The Board of cash-strapped IL&FS has sought immediate financial support from its key shareholders, sources said. Accordingly, the Board met here on Friday and sought around Rs 3,000 crore loan from key shareholders including Life Insurance Corporation of India (LIC).
Besides, sources said the Board informed the shareholders of the brewing financial crisis at the company and the need to raise additional funds.
As per an earlier statement of the company, the Board had approved a plan to approach shareholders for support to the extent of Rs 9,000 crore.
On August 29, the company’s board, among other fund-raising plans, approved a Rights Issue of 30 crore equity shares at Rs 150 per share aggregating to Rs 4,500 crore to shore up its capital and the process would be completed by October 30, the company had said in a statement.
“As on March 31, 2018, IL&FS net worth was Rs 7,400 crore. In addition, the Board approved the re-capitalization of Group companies to the extent of Rs 5,000 crore in IL&FS Financial Services, IL&FS Transportation, IL&FS Energy, IL&FS Environment, and IL&FS Education,” the company said.
“The Board also approved the Company’s specific asset divestment plan based on which IL&FS expects to reduce its overall debt by Rs 30,000 crore.
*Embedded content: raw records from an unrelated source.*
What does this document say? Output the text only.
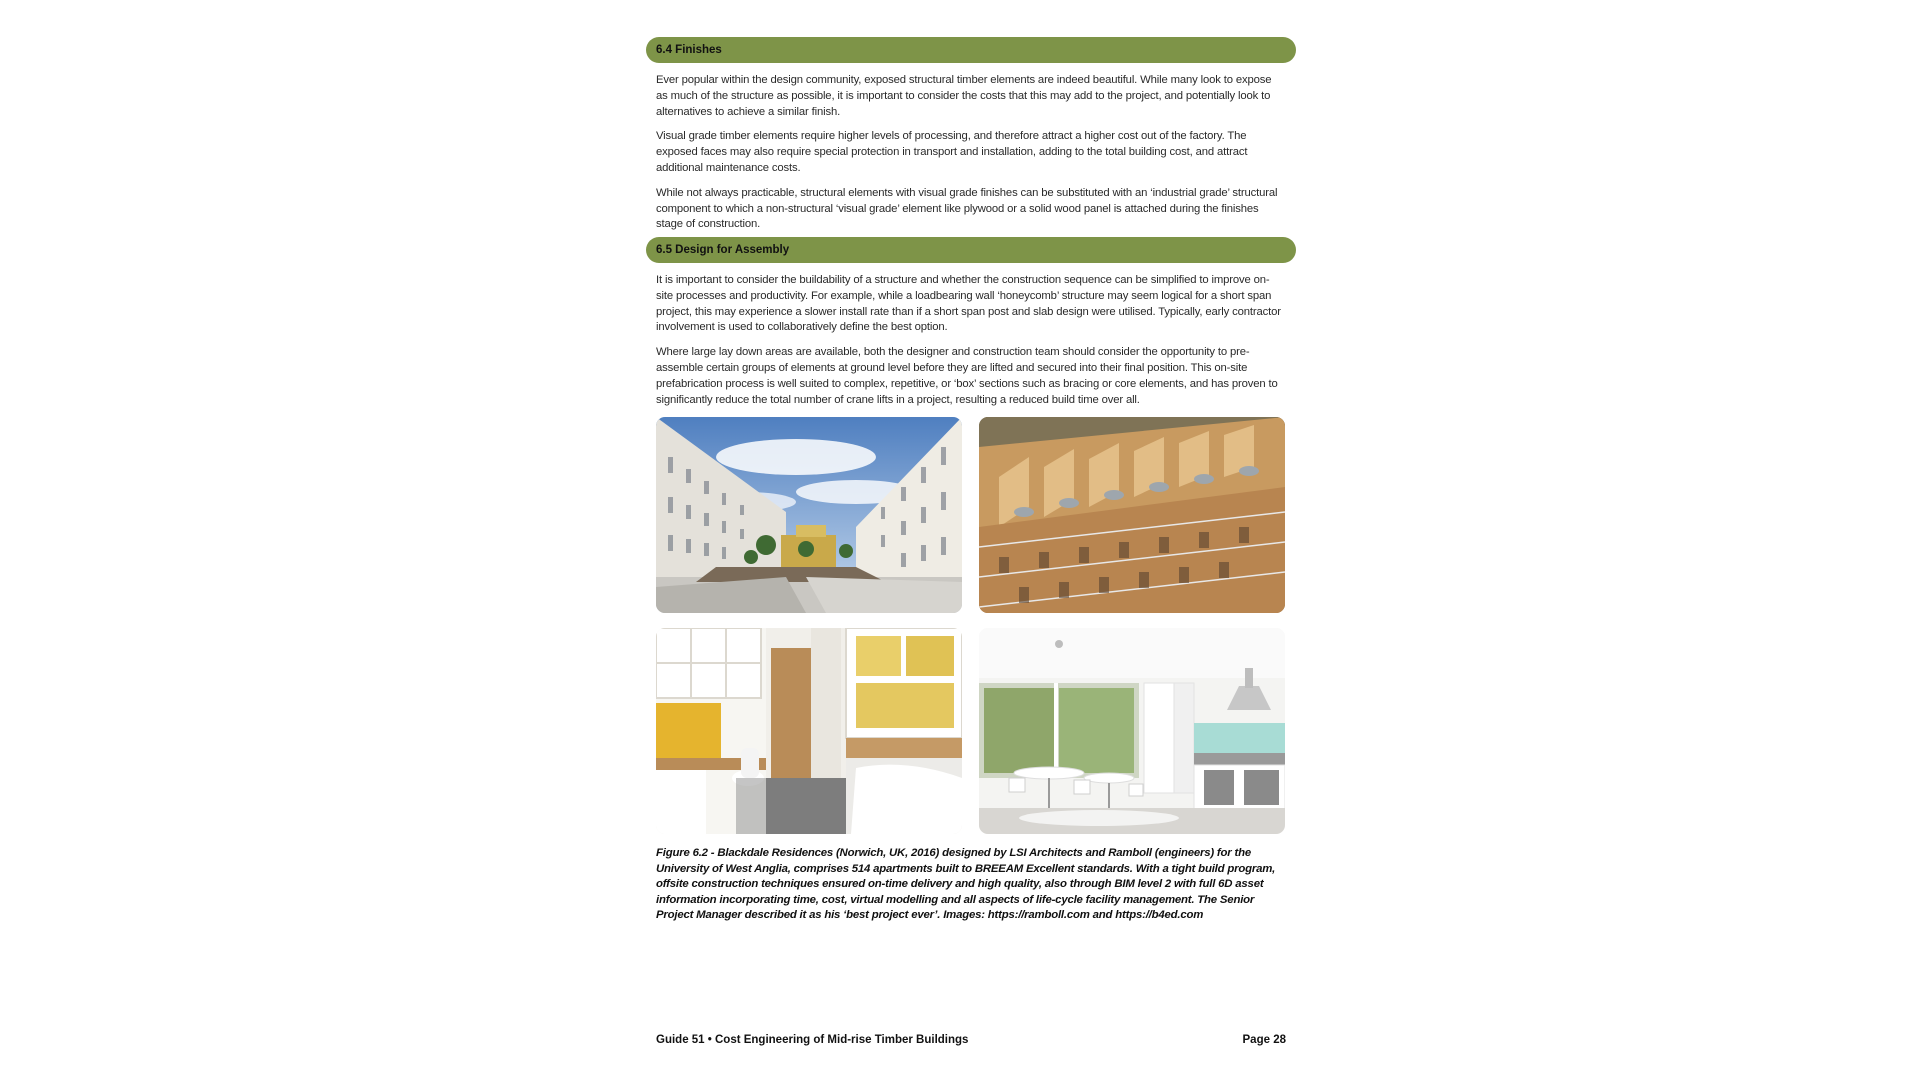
6.4 Finishes

Ever popular within the design community, exposed structural timber elements are indeed beautiful. While many look to expose as much of the structure as possible, it is important to consider the costs that this may add to the project, and potentially look to alternatives to achieve a similar finish.

Visual grade timber elements require higher levels of processing, and therefore attract a higher cost out of the factory. The exposed faces may also require special protection in transport and installation, adding to the total building cost, and attract additional maintenance costs.

While not always practicable, structural elements with visual grade finishes can be substituted with an ‘industrial grade’ structural component to which a non-structural ‘visual grade’ element like plywood or a solid wood panel is attached during the finishes stage of construction.

6.5 Design for Assembly

It is important to consider the buildability of a structure and whether the construction sequence can be simplified to improve on-site processes and productivity. For example, while a loadbearing wall ‘honeycomb’ structure may seem logical for a short span project, this may experience a slower install rate than if a short span post and slab design were utilised. Typically, early contractor involvement is used to collaboratively define the best option.

Where large lay down areas are available, both the designer and construction team should consider the opportunity to pre-assemble certain groups of elements at ground level before they are lifted and secured into their final position. This on-site prefabrication process is well suited to complex, repetitive, or ‘box’ sections such as bracing or core elements, and has proven to significantly reduce the total number of crane lifts in a project, resulting a reduced build time over all.

Figure 6.2 - Blackdale Residences (Norwich, UK, 2016) designed by LSI Architects and Ramboll (engineers) for the University of West Anglia, comprises 514 apartments built to BREEAM Excellent standards. With a tight build program, offsite construction techniques ensured on-time delivery and high quality, also through BIM level 2 with full 6D asset information incorporating time, cost, virtual modelling and all aspects of life-cycle facility management. The Senior Project Manager described it as his ‘best project ever’. Images: https://ramboll.com and https://b4ed.com

Guide 51 • Cost Engineering of Mid-rise Timber Buildings	Page 28
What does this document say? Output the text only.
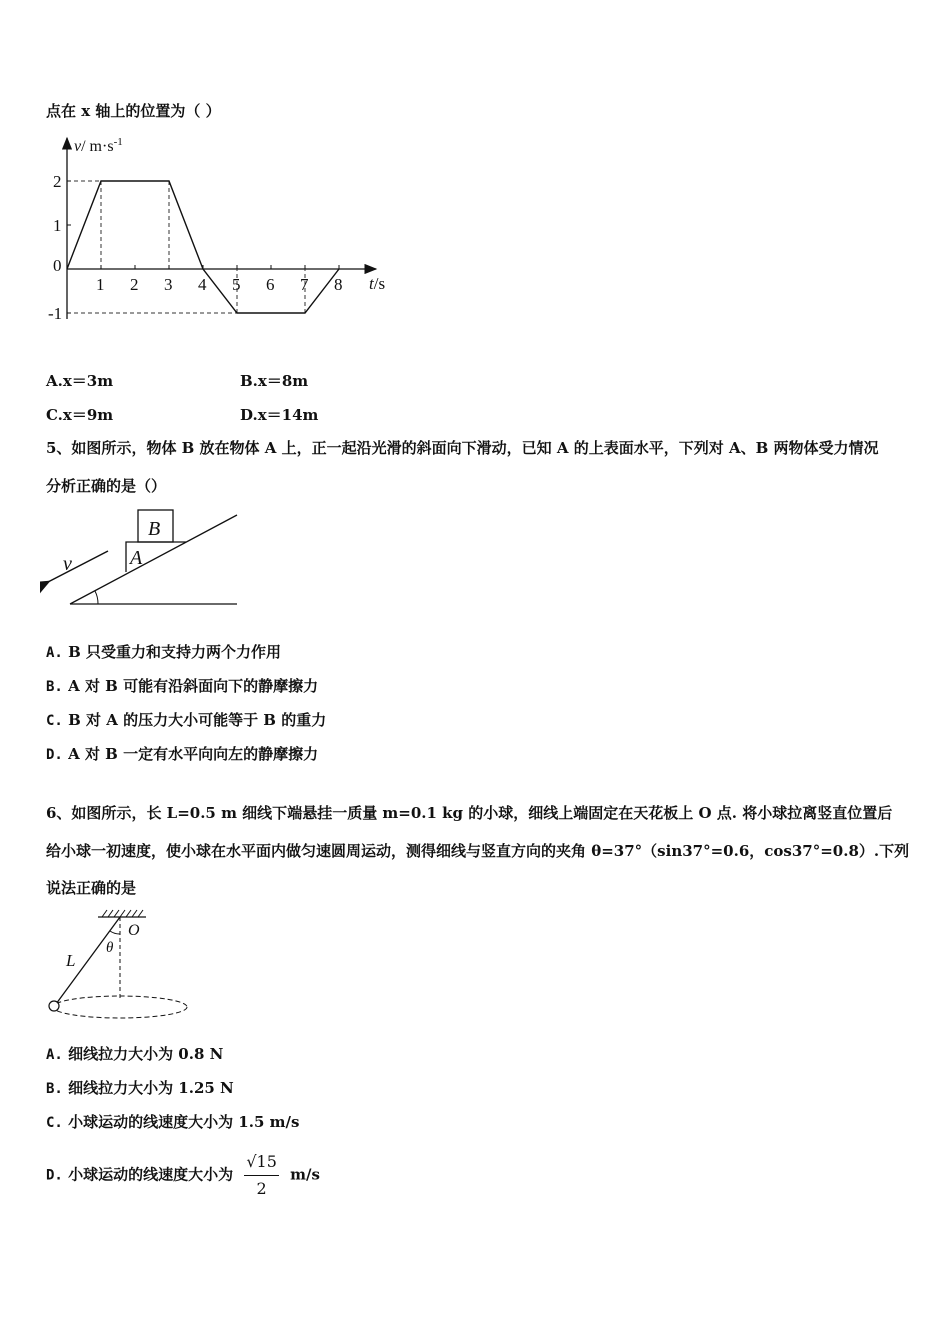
点在 x 轴上的位置为（ ）
1 2 3 4 5 6 7 8
2
1
0
-1
v/ $m\cdot s^{-1}$
t/s
A.x＝3m	B.x＝8m
C.x＝9m	D.x＝14m
5、如图所示，物体 B 放在物体 A 上，正一起沿光滑的斜面向下滑动，已知 A 的上表面水平，下列对 A、B 两物体受力情况
分析正确的是（）
B
A
v
A. B 只受重力和支持力两个力作用
B. A 对 B 可能有沿斜面向下的静摩擦力
C. B 对 A 的压力大小可能等于 B 的重力
D. A 对 B 一定有水平向向左的静摩擦力
6、如图所示，长 L=0.5 m 细线下端悬挂一质量 m=0.1 kg 的小球，细线上端固定在天花板上 O 点. 将小球拉离竖直位置后
给小球一初速度，使小球在水平面内做匀速圆周运动，测得细线与竖直方向的夹角 θ=37°（sin37°=0.6，cos37°=0.8）.下列
说法正确的是
O
θ
L
A. 细线拉力大小为 0.8 N
B. 细线拉力大小为 1.25 N
C. 小球运动的线速度大小为 1.5 m/s
D. 小球运动的线速度大小为 $\frac{√15}{2} m/s$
Out of a portfolio of 25
projects identified for sale, firm offers have already been received for 14 projects.”
The August 29 statement had also said that the company expects to complete its divestment plan over the next 12 to 18 months in a systematic and professional way to fulfil its commitments.
The group has around Rs 1 lakh crore worth of debt on its books.
As on March 31, 2018, LIC and ORIX Corporation Japan were the largest shareholders in IL&FS with their stake holding at 25.34 per cent and 23.54 per cent respectively, while Abu Dhabi Investment Authority (ADIA), HDFC, CBI and SBI stake holdings are at 12.56 per cent, 9.02 per cent, 7.67 per cent and 6.42 per cent respectively.
Last month, ICRA had downgraded the long-term rating for IL&FS.
“The rating revisions take into account the company’s elevated debt levels owing to the funding commitments towards Group ventures,” ICRA had said in a note on August 7.
“While IL&FS has recognised opportunistic asset monetisation as a key strategic initiative, the actual progress on the same has hitherto been slow, resulting in high gearing for the company, albeit within the regulatory limit.”